Il ne fait pas de doute qu’il existe une dimension astrologique dans le corpus nostradamique mais cela ne signifie nullement que l’on ait affaire à une seule astrologie et à un seul astrologue et cela même si on y utilise un même langage, tel celui de rénovation. Une astrologie peut se substituer à une autre, sans que le texte ait à être changé, il s’agit là d’une astuce exégétique qui permet de faire dire autre chose à un texte et en ce sens la grille astrologique peut conduire à bien des dérives.
En parcourant l’étude de Théo van Berkel consacrée à l’astrologie dans les Centuries, il nous a semblé que ce chercheur plaquait une astrologie sur les textes qui n’était pas nécessairement celle à laquelle il était fait initialement référence. C’est ainsi que pour lui, chaque âge planétaire correspondrait à mille ans alors qu'il nous semble bien que lorsqu’il y est question d’âge, il s’agit ici du système trithémien2 conférant à chacune des sept planètes, une durée de 354 ans, d’où l’importance accordée dans la Préface à César à la période de 177 ans, qui en est la moitié. Mais Théo Van Berkel, ce faisant, ne nous met-il pas sur la voie de certaines contrefaçons ? Nous reprenons ci-dessous le texte en anglais de ce chercheur3 :
In the Letter to Cesar, Nostradamus writes that in his lifetime, the Moon guides humanity. The Sun succeeds the Moon. Saturn, whose leadership returns, succeeds the Sun. This means that the Moon rules the sixth millennium, the Sun the seventh and Saturn the eighth and another one. Nostradamus writes also about an anagorique revolution, a revolution which brings both life and death. This is an allusion to Revelations 19,20-21 (the death of the beast, the false prophet and their followers) and Revelations 20,4 (the resurrection of the martyrs). These events occur around the beginning of the biblical kingdom of 1.000 years.

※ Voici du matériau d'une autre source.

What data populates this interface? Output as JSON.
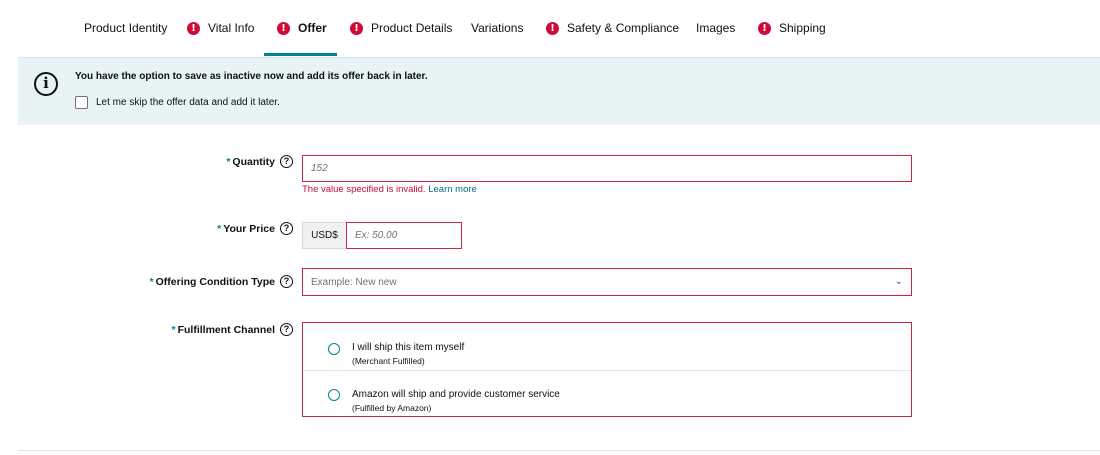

Van Berkel cite bel et bien le cycle trithémien où le soleil succède à la Lune et Saturne à la Lune mais il qualifie chaque période d’une durée de 1000 ans, au lieu de 354 ans, considérant en effet que pour correspondre à 7000 ans, on peut faire intervenir les sept planètes de l’astrologie de l’époque, son projet étant de situer son travail dans une perspective biblique.
Or, prenons le célèbre quatrain 16 de la première Centurie :
Faulx à l’estang ioinct vers le Sagittaire
En son hault Auge de l’exaltation
Peste, famine, mort de main militaire
Le siecle approche de renovation.
De quelle rénovation de siècle s’agit-il ici ? Est-ce de la rénovation trithémienne selon laquelle en 1525 on serait entré dans l’âge de la Lune, pour 354 ans et qui, chez Michel de Nostredame devient 1555 comme le lui reprochera Videl, dans sa Déclaration des abus, ignorances & séditions de Michel Nostradamus ( Avignon, 1558) ?
Non point ! Il s’agit d’un autre système encore ! Il serait bon en effet de comprendre que la pensée astrologique n’est pas monolithique et surtout pas dans le domaine de l’astrologie mondiale et de ce que nous avons appelé l’astro-histoire.4 Chaque chercheur, à l’époque, propose sa grille avec sa combinatoire astronomique spécifique et chacun s’évertue à fixer sa rénovation de siècle.5 Croire ainsi que par rénovation de siècle, tous entendent une seule et même chose serait illusoire.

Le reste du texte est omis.